Nos últimos meses, temos visto uma série de ataques perpetrados pelo crime organizado, principalmente nas cidades de São Paulo e Rio de Janeiro. Em todos eles, é comum constatar os cidadãos atemorizados, com medo de sair de suas casas, diante de um esdrúxulo toque de recolher determinado por bandidos.
O pior é que, lamentavelmente, essa humilhação não cessará. Tal certeza está intimamente ligada à reação das autoridades responsáveis pela segurança pública do país. O discurso, desgraçadamente, é o mesmo que já ouvimos em outras ocasiões, quando a baderna generalizada atingia São Paulo. Do Congresso, os eternos oportunistas de plantão reúnem-se para votar leis "mais duras"; a novidade é que, agora, esse discurso partiu do presidente da República.
Como sempre, os políticos e autoridades não se prestam a pensar em soluções verdadeiras. Preferem o discurso fácil e demagogo que, infelizmente, agrada à maioria de nossa população. Até o chavão é o mesmo: "tolerância zero", ou melhor, "plano tolerância zero": aumento de penas, novos crimes e "diminuição de privilégios" concedidos aos condenados. Há 20 anos tem sido assim, e o pior é que, com essas providências, tudo isto irá se repetir nos próximos 20 anos.
Enfrentar o crime organizado e a desorganização carcerária é trabalhoso e não se resolve com entrevistas das autoridades, nem com medidas "mais duras". Implica a criação de um plano de política criminal, na elaboração de estratégias de combate ao crime organizado, na alocação de recursos para esse combate, na construção de novos presídios e na criação de um plano que objetive acabar com as escolas de criminalidade em que os presídios se transformaram, sem falar nas óbvias providências ligadas a educação, trabalho, investimentos sociais, etc.
A Sociologia nos ensina que a lei é apenas um dos mecanismos de controle social, ao lado da educação, da religião, da moral, das condições mínimas de cidadania, dentre outras. Isoladamente jamais irá solucionar o problema.
Falar, agora, em melhoria das condições carcerárias, com alternativas inteligentes para pôr fim à verdadeira fábrica de bandidos é ser acusado de defender "direitos humanos dos bandidos", como se os direitos humanos (sim, do ser humano) pudessem ser divididos em categorias.
Não há nem nunca houve uma verdadeira política criminal que objetive reduzir a criminalidade. Apesar de a violência ser uma das principais preocupações da sociedade, os governos não possuem uma estratégia para tratar o problema nos próximos cinco anos.

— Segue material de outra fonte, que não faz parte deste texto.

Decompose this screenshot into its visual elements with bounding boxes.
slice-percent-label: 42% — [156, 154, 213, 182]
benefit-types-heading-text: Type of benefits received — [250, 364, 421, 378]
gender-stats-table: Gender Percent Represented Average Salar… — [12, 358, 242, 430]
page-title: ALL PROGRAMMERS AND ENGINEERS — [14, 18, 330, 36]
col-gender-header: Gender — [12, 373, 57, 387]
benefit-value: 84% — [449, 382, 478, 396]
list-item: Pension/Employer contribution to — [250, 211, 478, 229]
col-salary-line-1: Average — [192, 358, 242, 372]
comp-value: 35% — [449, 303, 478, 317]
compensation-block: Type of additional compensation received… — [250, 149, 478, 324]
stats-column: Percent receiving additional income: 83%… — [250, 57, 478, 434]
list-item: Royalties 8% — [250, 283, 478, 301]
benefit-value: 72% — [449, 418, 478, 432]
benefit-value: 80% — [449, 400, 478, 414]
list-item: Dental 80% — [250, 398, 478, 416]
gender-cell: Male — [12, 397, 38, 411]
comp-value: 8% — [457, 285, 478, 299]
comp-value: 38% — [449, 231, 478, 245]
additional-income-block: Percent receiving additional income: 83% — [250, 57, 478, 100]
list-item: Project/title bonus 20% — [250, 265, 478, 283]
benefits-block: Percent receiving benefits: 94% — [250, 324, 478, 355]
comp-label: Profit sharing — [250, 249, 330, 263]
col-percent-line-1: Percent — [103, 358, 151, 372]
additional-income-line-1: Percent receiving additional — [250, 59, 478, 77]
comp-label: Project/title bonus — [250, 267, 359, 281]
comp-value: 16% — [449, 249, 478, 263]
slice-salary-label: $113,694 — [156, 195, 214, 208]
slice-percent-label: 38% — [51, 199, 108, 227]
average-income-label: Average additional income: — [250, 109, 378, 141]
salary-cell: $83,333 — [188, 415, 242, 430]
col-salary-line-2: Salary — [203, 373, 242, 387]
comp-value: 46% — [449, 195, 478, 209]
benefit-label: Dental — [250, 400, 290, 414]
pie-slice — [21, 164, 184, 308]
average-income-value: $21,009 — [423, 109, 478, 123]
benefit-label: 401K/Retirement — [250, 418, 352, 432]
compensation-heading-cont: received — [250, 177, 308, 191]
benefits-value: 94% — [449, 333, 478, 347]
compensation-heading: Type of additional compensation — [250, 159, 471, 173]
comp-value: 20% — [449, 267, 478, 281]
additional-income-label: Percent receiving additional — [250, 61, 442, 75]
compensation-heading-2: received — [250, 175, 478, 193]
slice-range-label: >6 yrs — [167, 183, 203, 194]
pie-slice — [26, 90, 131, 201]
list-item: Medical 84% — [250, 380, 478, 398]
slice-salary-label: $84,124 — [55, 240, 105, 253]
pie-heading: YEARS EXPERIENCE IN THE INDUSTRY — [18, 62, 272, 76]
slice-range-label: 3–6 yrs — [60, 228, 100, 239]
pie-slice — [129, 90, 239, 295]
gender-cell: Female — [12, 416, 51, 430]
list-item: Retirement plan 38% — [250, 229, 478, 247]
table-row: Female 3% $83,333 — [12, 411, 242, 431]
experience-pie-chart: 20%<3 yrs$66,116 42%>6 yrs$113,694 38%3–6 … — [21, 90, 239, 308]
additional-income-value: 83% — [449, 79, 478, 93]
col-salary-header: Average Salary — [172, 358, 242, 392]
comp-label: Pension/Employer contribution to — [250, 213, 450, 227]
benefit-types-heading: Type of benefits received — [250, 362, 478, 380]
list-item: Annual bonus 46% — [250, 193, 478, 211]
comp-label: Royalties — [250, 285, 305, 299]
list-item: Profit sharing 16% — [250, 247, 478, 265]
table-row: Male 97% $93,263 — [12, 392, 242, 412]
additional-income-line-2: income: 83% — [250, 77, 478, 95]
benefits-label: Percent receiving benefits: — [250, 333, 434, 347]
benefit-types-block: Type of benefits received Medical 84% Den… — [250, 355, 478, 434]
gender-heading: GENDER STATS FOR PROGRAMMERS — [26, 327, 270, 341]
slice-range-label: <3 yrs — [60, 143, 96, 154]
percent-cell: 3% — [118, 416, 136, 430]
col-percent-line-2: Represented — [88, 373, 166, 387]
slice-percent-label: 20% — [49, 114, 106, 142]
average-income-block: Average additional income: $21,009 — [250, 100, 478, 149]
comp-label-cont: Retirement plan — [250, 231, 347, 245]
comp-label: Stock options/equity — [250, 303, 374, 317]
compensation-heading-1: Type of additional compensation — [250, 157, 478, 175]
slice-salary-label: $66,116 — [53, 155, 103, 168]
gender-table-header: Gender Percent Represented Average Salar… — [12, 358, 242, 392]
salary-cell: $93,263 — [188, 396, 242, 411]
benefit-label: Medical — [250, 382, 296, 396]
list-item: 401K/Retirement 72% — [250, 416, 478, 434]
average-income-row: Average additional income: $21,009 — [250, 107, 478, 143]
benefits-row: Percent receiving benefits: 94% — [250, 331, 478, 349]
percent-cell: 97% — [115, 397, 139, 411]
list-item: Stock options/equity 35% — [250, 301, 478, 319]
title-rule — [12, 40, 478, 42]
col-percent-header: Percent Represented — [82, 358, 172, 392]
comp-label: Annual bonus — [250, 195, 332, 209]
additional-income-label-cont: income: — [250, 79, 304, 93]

Vivemos do improviso, do discurso fácil, da mais completa ignorância sobre o tema.
Também não há e também nunca houve uma atuação conjunta das polícias federal e estaduais que objetive golpear o tráfico de entorpecentes, o contrabando de armas e o crime organizado.
A polícia federal, sob a falsa premissa de que o tráfico de entorpecentes é de competência estadual (como se o abastecimento não se desse por meio do tráfico internacional), delega o combate às polícias estaduais, limitando-se, na grande maioria das vezes, a prender traficantes em aeroportos. Enquanto isso, os federais ocupam-se com invasões a empresas, com o objetivo de combater a sonegação fiscal, a evasão de divisas, a corrupção. Em outras palavras, a prioridade tem sido proteger o erário. Realmente, é bem mais fácil invadir a Daslu do que combater o tráfico e o crime organizado, rendendo o PCC.
A proteção ao erário, o combate à sonegação e à corrupção, são medidas fundamentais, mas não podem se apresentar como únicas prioridades, deixando que fiquem de lado o PCC, o Comando Vermelho e o Terceiro Comando. Precisamos, na verdade, de efetivo combate a essas organizações criminosas.
É cediço o fato de a Polícia Federal possuir um verdadeiro aparato para escutar conversas telefônicas, sendo assustador que só depois da crise instalada em São Paulo tais aparelhos tenham sido colocados à disposição da Policia Estadual para ouvir os planos dos criminosos. Aguardamos, pois, a "operação PCC", a "operação Comando Vermelho", acompanhadas da efetiva apresentação de um plano de combate à criminalidade, que passe bem longe da isolada elaboração de leis.
Necessitamos, enfim, da análise fria dos acontecimentos seguida de uma estratégia inteligente, de verbas que possibilitem uma profunda investigação sobre o crime organizado. Como tudo isto é sabido e nunca foi sequer considerado, é possível afirmar que, realmente, o pior está por vir.
Celso Sanchez Vilardi é advogado criminalista, mestre em Direito Processual Penal pela Pontifícia Universidade Católica; coordenador e professor do Curso de Especialização em Direito Penal Econômico da Escola de Direito da Fundação Getúlio Vargas (GV/Law).